Today, Keenan, Wright, Gawronska and three others run Startup With Purpose, a nonprofit that in July will hold its second boot camp in Jordan. Last January, they brought together 20 Berkeley students and 200 Jordanian high school and college students to create companies together. Executives from Oracle, Google and US Market Access Center gave financial support and mentoring.

Jarrett Wright, on the Startup With Purpose team, says running entrepreneurial boot camps in the Middle East gives young people “super powers, the ability to execute their dreams.” (Photo by Jarrett Wright)

For a week from 8 a.m. to 10 p.m., the group learned what’s taught at Berkeley’s SCET — tech skills, entrepreneurial mindset, how to find one’s hidden talents and “ways to deal with cultural differences, to learn from each other, to become a cohesive, productive team with one purpose, creating a startup,” says Danielle Vivo, SCET program manager and an EIA course assistant in 2016.

Most of the students surveyed before camp planned to be bankers, doctors and lawyers. Afterward, says Keenan, “almost 100 percent of the Jordanians had changed their minds.”

Gaurav Boghale, global product marketing manager at Google and a mentor at the camp, says he saw “a definite change in the participants. Students went from being apathetic to engaged. There was a fluid exchange of culture, ideas and expertise.  It was amazing to see.”

Next year, Startup With Purpose will repeat its program at King’s Academy and also in the capital, Amman. Future plans include translating the curriculum into Arabic, creating an Arabic-centric program and making Startup With Purpose an integral part of education in Jordan and throughout the Middle East and North Africa. They also hope to start a pilot program in the Bay Area.

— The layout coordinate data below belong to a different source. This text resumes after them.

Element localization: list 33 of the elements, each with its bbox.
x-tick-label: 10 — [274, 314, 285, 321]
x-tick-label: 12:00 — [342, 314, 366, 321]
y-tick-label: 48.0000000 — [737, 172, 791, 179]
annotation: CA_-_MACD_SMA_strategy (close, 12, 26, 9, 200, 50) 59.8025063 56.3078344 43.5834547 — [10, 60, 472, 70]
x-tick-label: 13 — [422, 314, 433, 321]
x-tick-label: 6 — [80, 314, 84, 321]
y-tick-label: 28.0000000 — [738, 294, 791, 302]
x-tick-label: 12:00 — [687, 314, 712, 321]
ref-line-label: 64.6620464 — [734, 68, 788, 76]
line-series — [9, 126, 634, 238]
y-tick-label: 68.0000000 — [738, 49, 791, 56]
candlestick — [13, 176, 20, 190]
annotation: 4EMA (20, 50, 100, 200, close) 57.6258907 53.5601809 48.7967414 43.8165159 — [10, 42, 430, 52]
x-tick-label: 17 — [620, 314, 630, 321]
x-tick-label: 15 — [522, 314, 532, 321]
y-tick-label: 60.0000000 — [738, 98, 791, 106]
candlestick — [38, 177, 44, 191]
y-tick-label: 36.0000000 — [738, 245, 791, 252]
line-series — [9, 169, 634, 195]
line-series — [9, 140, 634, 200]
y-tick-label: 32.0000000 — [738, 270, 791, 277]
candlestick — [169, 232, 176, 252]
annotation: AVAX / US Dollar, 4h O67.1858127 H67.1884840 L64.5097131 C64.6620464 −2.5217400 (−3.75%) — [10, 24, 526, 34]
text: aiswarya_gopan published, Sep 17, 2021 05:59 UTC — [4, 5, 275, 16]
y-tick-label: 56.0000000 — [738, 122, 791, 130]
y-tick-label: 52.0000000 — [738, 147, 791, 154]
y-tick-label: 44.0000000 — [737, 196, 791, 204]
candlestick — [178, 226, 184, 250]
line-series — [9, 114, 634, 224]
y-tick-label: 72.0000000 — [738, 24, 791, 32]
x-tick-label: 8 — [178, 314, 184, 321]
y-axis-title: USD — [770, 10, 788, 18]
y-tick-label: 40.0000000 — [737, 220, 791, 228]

Resilience and a new mission

Nearly two years since the attack, the students continue to heal. Some don’t talk about what happened. Many find comfort in the bonds they share — “It’s an unspoken connection,” says Wright — that began at the academy but deepened after the attack. Shortly after the attack, 12 of them even experienced being arrested together by French police, not knowing it was illegal to post flyers, like the ones they were tacking up for Leslie and the other missing students.

“We understand each other in ways others cannot,” says Gawronska. “We’ve lived the same thing, shared the same story.”

Sasha Gawronska says the Nice attack made her realize “the importance of understanding different ideas, beliefs and cultures.” (UC Berkeley photo by Jeremy Snowden)

Last summer, Gawronska says she rewrote her story “the way it should have ended.” She returned to Nice, and, on Bastille Day, completed the walk up the promenade that she never got to finish. The night of the attack, a series of mishaps, including cell phone reception trouble and a broken sandal, delayed her in meeting friends there. The terrorist struck — and struck her friends — before she arrived.

“Life is different than before the attack,” she admits. “But I’m thankful to be here, and I now appreciate the small things in life — like getting coffee, a sunny day, meeting someone new and even minor inconveniences and delays.”

But it’s believing in a cause, and working hard for it, that students in Archer and Startup With Purpose say fuels them most. Even those graduating this May — including Gawronska, Wright and Keenan — say they’ll continue indefinitely with the nonprofits they’ve built from scratch.

“Through that tragedy, that pain, that loss,” says Wright, “something beautiful sprouted.”